2009 movie that Cory didn't warn me about in time

Rating: 8/20 (Jen: 6/20)

Plot: Paul Rudd's character (c'mon, you know the guy) has popped the question to his girlfriend of eight months. Zooey says yes, but soon after, she and her girlfriends start thinking that it's odd that Paul Rudd's character has no male friends. He overhears a conversation about their concerns and frantically tries to befriend another male so that he'll have a best man for his wedding. Enter Jason Segal's character (you know him, too). They hit it off wonderfully because they both like Rush. However, Paul Rudd's character has problems juggling his new friendship, his life with his future wife, and trying to sell the Incredible Hulk's house.

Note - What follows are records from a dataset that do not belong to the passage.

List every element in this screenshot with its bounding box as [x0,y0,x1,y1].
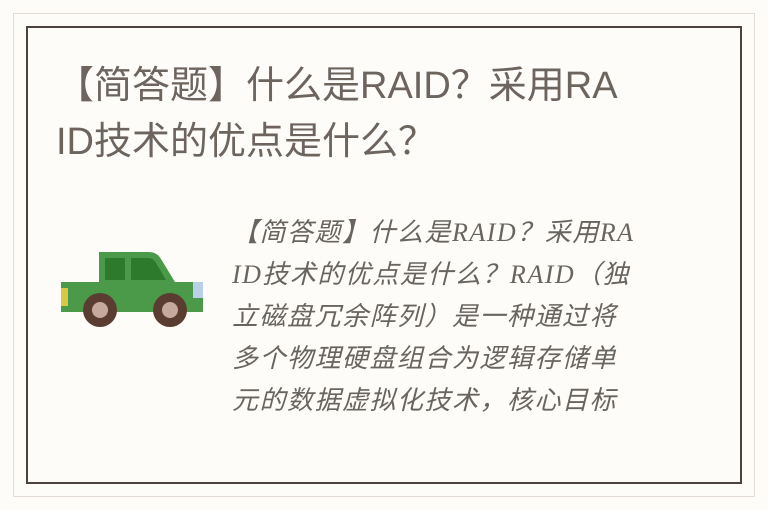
page-title-line-1: 【简答题】什么是RAID？采用RA [56,58,676,114]
truck-taillight [61,288,68,306]
truck-illustration [57,232,212,332]
truck-rear-hub [92,302,108,318]
green-pickup-truck-icon [57,232,212,332]
page-title-line-2: ID技术的优点是什么？ [56,114,676,170]
body-paragraph: 【简答题】什么是RAID？采用RA ID技术的优点是什么？RAID（独 立磁盘冗… [232,212,650,422]
truck-front-hub [162,302,178,318]
body-line-3: 立磁盘冗余阵列）是一种通过将 [232,296,650,338]
truck-rear-window [105,258,125,280]
page-title: 【简答题】什么是RAID？采用RA ID技术的优点是什么？ [56,58,676,170]
body-line-2: ID技术的优点是什么？RAID（独 [232,254,650,296]
page-root: 【简答题】什么是RAID？采用RA ID技术的优点是什么？ [0,0,768,510]
truck-front-bumper [193,298,203,312]
body-line-4: 多个物理硬盘组合为逻辑存储单 [232,338,650,380]
body-line-5: 元的数据虚拟化技术，核心目标 [232,380,650,422]
truck-headlight [193,282,203,298]
body-line-1: 【简答题】什么是RAID？采用RA [232,212,650,254]
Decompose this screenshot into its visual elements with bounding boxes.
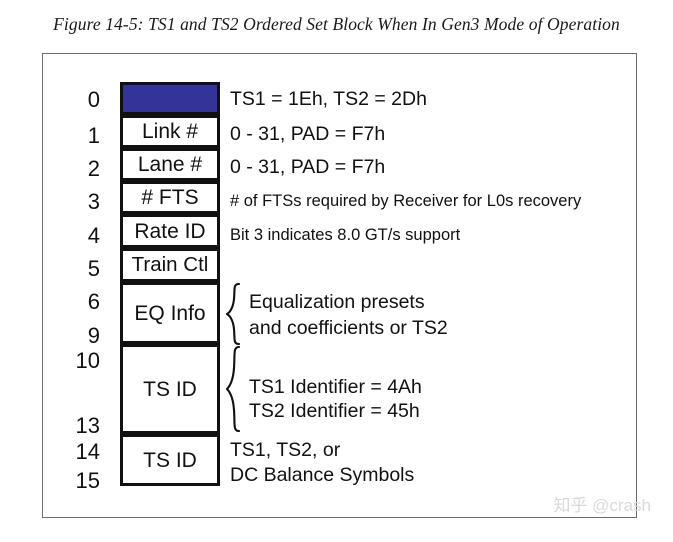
annotation-ts-id-line-1: TS1 Identifier = 4Ah: [249, 377, 422, 399]
annotation-eq-info-line-2: and coefficients or TS2: [249, 318, 448, 340]
annotation-eq-info-line-1: Equalization presets: [249, 292, 425, 314]
byte-cell-rate-id: Rate ID: [120, 214, 220, 248]
row-number-6: 6: [60, 291, 100, 313]
byte-cell-train-ctl: Train Ctl: [120, 248, 220, 282]
row-number-0: 0: [60, 89, 100, 111]
annotation-n-fts: # of FTSs required by Receiver for L0s r…: [230, 192, 581, 210]
row-number-15: 15: [60, 470, 100, 492]
row-number-10: 10: [60, 350, 100, 372]
brace-ts-id: [226, 346, 242, 432]
byte-cell-eq-info: EQ Info: [120, 282, 220, 344]
byte-cell-ts-id-tail: TS ID: [120, 434, 220, 486]
watermark: 知乎 @crash: [553, 491, 651, 516]
byte-cell-symbol-0: [120, 82, 220, 115]
row-number-4: 4: [60, 225, 100, 247]
annotation-lane-number: 0 - 31, PAD = F7h: [230, 157, 385, 179]
byte-cell-lane-number: Lane #: [120, 148, 220, 181]
annotation-ts-id-tail-line-1: TS1, TS2, or: [230, 440, 340, 462]
row-number-3: 3: [60, 191, 100, 213]
byte-block-diagram: 0 1 2 3 4 5 6 9 10 13 14 15 Link # Lane …: [0, 0, 673, 542]
annotation-link-number: 0 - 31, PAD = F7h: [230, 124, 385, 146]
row-number-14: 14: [60, 441, 100, 463]
row-number-2: 2: [60, 158, 100, 180]
row-number-9: 9: [60, 325, 100, 347]
row-number-13: 13: [60, 415, 100, 437]
annotation-ts-id-tail-line-2: DC Balance Symbols: [230, 465, 414, 487]
brace-eq-info: [226, 283, 242, 345]
annotation-symbol-0: TS1 = 1Eh, TS2 = 2Dh: [230, 89, 427, 111]
byte-cell-link-number: Link #: [120, 115, 220, 148]
byte-cell-n-fts: # FTS: [120, 181, 220, 214]
byte-cell-ts-id-main: TS ID: [120, 344, 220, 434]
row-number-5: 5: [60, 258, 100, 280]
annotation-ts-id-line-2: TS2 Identifier = 45h: [249, 401, 420, 423]
row-number-1: 1: [60, 125, 100, 147]
annotation-rate-id: Bit 3 indicates 8.0 GT/s support: [230, 226, 460, 244]
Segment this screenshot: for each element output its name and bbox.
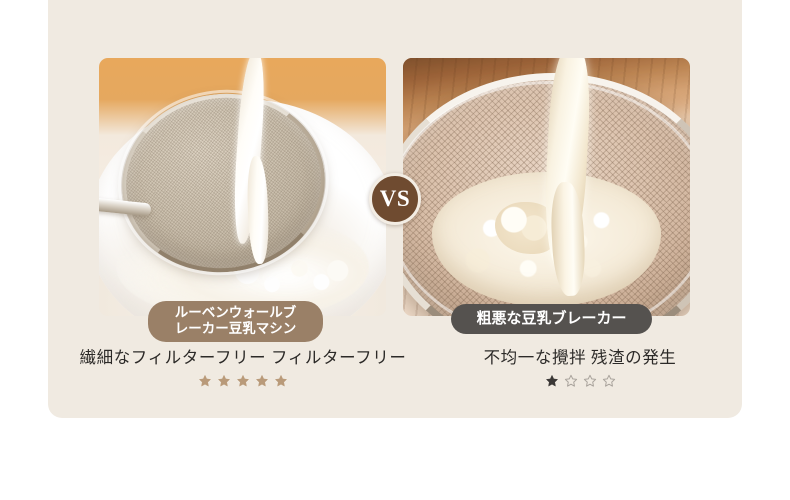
star-filled-icon	[217, 374, 231, 388]
product-photo-right	[403, 58, 690, 316]
comparison-card-left	[99, 58, 386, 316]
rating-stars-right	[418, 374, 742, 388]
comparison-page: VS ルーベンウォールブ レーカー豆乳マシン 粗悪な豆乳ブレーカー 繊細なフィル…	[0, 0, 790, 500]
star-filled-icon	[255, 374, 269, 388]
star-empty-icon	[583, 374, 597, 388]
caption-block-left: 繊細なフィルターフリー フィルターフリー	[48, 344, 438, 388]
rating-stars-left	[48, 374, 438, 388]
caption-text-left: 繊細なフィルターフリー フィルターフリー	[48, 344, 438, 368]
comparison-card-right	[403, 58, 690, 316]
star-filled-icon	[545, 374, 559, 388]
star-empty-icon	[602, 374, 616, 388]
label-badge-left: ルーベンウォールブ レーカー豆乳マシン	[148, 301, 323, 342]
star-filled-icon	[198, 374, 212, 388]
star-filled-icon	[274, 374, 288, 388]
caption-block-right: 不均一な攪拌 残渣の発生	[418, 344, 742, 388]
star-filled-icon	[236, 374, 250, 388]
label-badge-right: 粗悪な豆乳ブレーカー	[451, 304, 652, 334]
vs-badge: VS	[369, 173, 421, 225]
product-photo-left	[99, 58, 386, 316]
star-empty-icon	[564, 374, 578, 388]
caption-text-right: 不均一な攪拌 残渣の発生	[418, 344, 742, 368]
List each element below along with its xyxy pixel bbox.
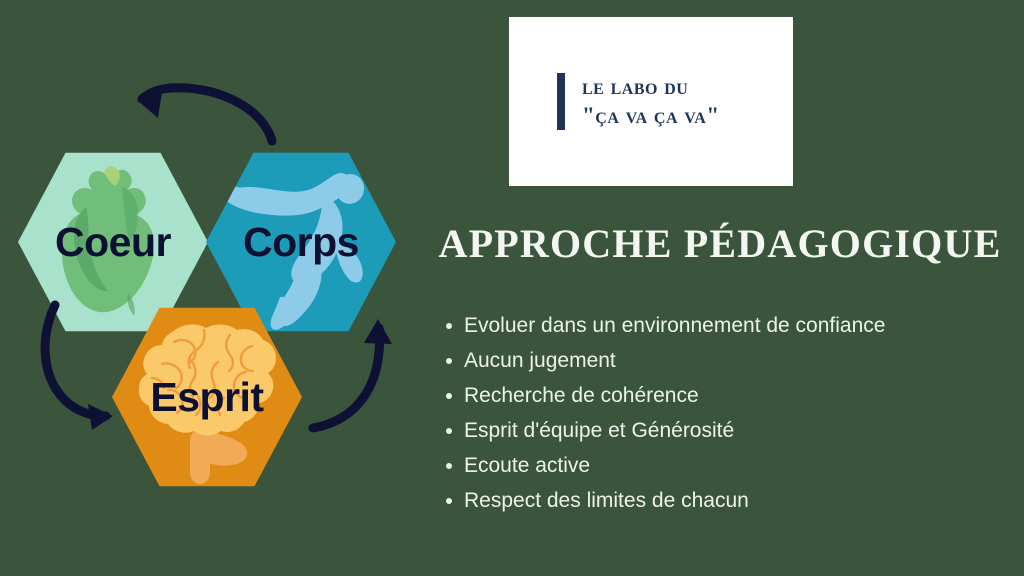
page-title: APPROCHE PÉDAGOGIQUE [430, 222, 1010, 266]
logo-line-2: "ÇA VA ÇA VA" [582, 102, 720, 131]
list-item: Recherche de cohérence [440, 378, 1000, 413]
list-item: Ecoute active [440, 448, 1000, 483]
hex-label-esprit: Esprit [150, 377, 263, 418]
arrow-corps-to-coeur [137, 88, 272, 141]
slide-canvas: Coeur Corps [0, 0, 1024, 576]
coeur-corps-esprit-diagram: Coeur Corps [0, 0, 430, 576]
logo-card: Le LABO du "ÇA VA ÇA VA" [509, 17, 793, 186]
hex-label-corps: Corps [243, 222, 359, 263]
hex-label-coeur: Coeur [55, 222, 171, 263]
list-item: Aucun jugement [440, 343, 1000, 378]
arrow-esprit-to-corps [313, 319, 392, 428]
logo-accent-bar [557, 73, 565, 131]
logo-line-1: Le LABO du [582, 73, 720, 102]
list-item: Evoluer dans un environnement de confian… [440, 308, 1000, 343]
list-item: Respect des limites de chacun [440, 483, 1000, 518]
approach-bullet-list: Evoluer dans un environnement de confian… [440, 308, 1000, 518]
list-item: Esprit d'équipe et Générosité [440, 413, 1000, 448]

This is rated R, and I think I figured out what that R stands for. It's R for Recycled. This is essentially an Apatow clone, raunchy as all get out; a potential frat guy favorite; a smorgasbord of references to drinking, puking on people, sex, and man caves. I would almost swear on my wife's life that almost every line in this movie has been yanked without mercy (for the audience that is) out of a handful of other recent comedies and rearranged, like a William S. Burroughs' cut-up text, into I Love You, Man's script. About 85% of that script is Paul Rudd's character (you know, that guy) being really awkward as he attempts guy talk, slanging it up and trying to match the cool he hears in the banter of other men. He succeeds in being awkward, but he doesn't quite get to both awkward and funny. An ongoing gag about Paul Rudd's character (him) sounding like a leprechaun was actually pretty funny. Pretty funny. But most of the Klaven speak just seemed like an OK supporting actor trying way too hard to be a leading funny man. The best example is in a scene where (that one guy) Paul Rudd's character's fiance finds out that Paul Rudd's character (see: any other movie or television show with Paul Rudd) plays an instrument. He repeats "I slappa the bass" ad nauseam (in fact, Paul Rudd's character [you know who I'm talking about, right?] still might be saying it) while Zooey critiques his attempt at a Jamaican accent. I can understand the scene being in the movie, but I don't understand why it had to be twenty-five minutes long. Part of the problem with this is that it seemed the performers were given lots of room to improvise. Is some of the stuff they come up with funny? Sure. But when you have almost two hours of that same kind of funny, it gets tedious. Watching people in tuxedos and fancy dresses throwing pies at each other might be funny for a couple minutes, too. Would you want to watch a two hour pie fight though? Maybe the producers of I Love You, Man just wanted to jump on the green bandwagon, recycling and reusing what's worked the last few years to assemble this all-too-predictable comedy. Or maybe they're just really lazy.

Now that I think about it, I probably would want to watch a two hour pie fight. But only if Tarantino directed it.